Step 1. Data collection
---------------------------

__Step 1.1.__ Gather ``mggg-states`` data

In [5]:
# dm.clone_gh_repos(account='mggg-states', account_type='orgs', outpath='qafiles/')
    # this will take some time to complete

__Step 1.3.__ Gather MEDSL data for comparison purposes

- 1.3.1. Find what data is available on GitHub

In [11]:
print('{:27} : {}'.format('Repo Name', 'Repo URL'))
print('------------------------------------------------------------------')
for (repo, url) in dm.list_gh_repos(account='MEDSL', account_type='orgs'):
    print("{:27} : {}".format(repo, url))

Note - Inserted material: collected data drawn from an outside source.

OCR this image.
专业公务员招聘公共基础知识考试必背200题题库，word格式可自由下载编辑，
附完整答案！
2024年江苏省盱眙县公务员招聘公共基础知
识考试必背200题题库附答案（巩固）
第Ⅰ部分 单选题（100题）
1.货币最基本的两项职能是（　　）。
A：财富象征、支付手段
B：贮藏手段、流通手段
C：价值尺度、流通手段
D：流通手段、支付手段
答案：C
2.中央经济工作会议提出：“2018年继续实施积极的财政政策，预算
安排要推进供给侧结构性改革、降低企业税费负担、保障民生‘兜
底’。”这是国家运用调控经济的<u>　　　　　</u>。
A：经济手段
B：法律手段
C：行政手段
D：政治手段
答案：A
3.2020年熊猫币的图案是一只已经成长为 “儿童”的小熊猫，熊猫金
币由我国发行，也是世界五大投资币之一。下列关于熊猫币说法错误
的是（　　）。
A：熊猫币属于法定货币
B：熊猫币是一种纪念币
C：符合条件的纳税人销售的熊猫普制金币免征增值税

Repo Name                   : Repo URL
------------------------------------------------------------------
elections                   : https://github.com/MEDSL/elections.git
official-precinct-returns   : https://github.com/MEDSL/official-precinct-returns.git
primaries                   : https://github.com/MEDSL/primaries.git
data-management             : https://github.com/MEDSL/data-management.git
election-scrapers           : https://github.com/MEDSL/election-scrapers.git
medslcleaner                : https://github.com/MEDSL/medslcleaner.git
precinct-shapefiles         : https://github.com/MEDSL/precinct-shapefiles.git
documentation               : https://github.com/MEDSL/documentation.git
elections-performance-index : https://github.com/MEDSL/elections-performance-index.git
constituency-returns        : https://github.com/MEDSL/constituency-returns.git
state-returns               : https://github.com/MEDSL/state-returns.git
county-returns              : https://github.com/MEDSL/

- 1.3.2. Manually download data from https://electionlab.mit.edu/data

__Step 1.2.__ Gather Wikipedia data for comparison purposes

[Coming Soon] __Step 1.4.__ Gather Ballotpedia data for comparison purposes

*Note:* Depending on response to API access, this step may need to be done manually

Step 2. Data standardization check of ``mggg-states``
---------------------------------------------------------------

__Step 2.1__ Generate naming conventions

__Step 2.2.__ Check ``mggg-states`` data compliance with naming conventions

Step 3. Compare ``mggg-states`` data with external sources
----------------------------------------------------------

__Step 3.1.__ Compare against MEDSL

__Step 3.2.__ Compare against Wikipedia

__Step 3.3.__ Compare against Ballotpedia

Step 4. Check topological soundness of ``mggg-states`` data
-----------------------------------------------------------------------

__Step 4.1.__ Check for empty geometries

Step 5. Cleanup
-------------------

In [None]:
# # Remove cloned repos
# dm.remove_repos('qafiles/')

In [None]:
# # Delete output dump directory
# !echo y | rm -rf ./qafiles

In [None]:
# # Uninstall installed python packages
# !echo y | pip3 uninstall numpy
# !echo y | pip3 uninstall pandas
# !echo y | pip3 uninstall geopandas
# !echo y | pip3 uninstall wikipedia-api

# !echo y | pip3 uninstall gdutils

In [None]:
# # Reset Jupyter Notebook IPython Kernel
# from IPython.core.display import HTML
# HTML("<script>Jupyter.notebook.kernel.restart()</script>")

Next Steps
-------------

__Data Standardization__

- Manually evaluate column naming discrepancies to determine if changes are needed
- Manually evaluate column datatypes to determine if changes are needed

__Data Comparison__

- Manually investigate large differences found through comparing ``mggg-states`` data with external sources (e.g. Are absentee ballots counted? Are the precinct counts accurate? etc.) 
- For more accurate comparisons, compare ``mggg-states`` data with those in each States' Secretary of State website

__Topological Soundness__

- Manually examine shapefiles for gaps and overlaps. *Note:* although gaps and overlaps are not necessarily indicators of inaccurate data (because some counties have precinct islands), they do mean that the data cannot be for chain runs. 

__Data Documentation__

- Do the READMEs provide data sources?
- Do the READMEs describe what aggregation/disaggregation processes were used?
- Do the READMEs discuss discrepancies/caveats in the data?
- Do the READMEs provide scripts used and/or discuss the data wrangling/processing process?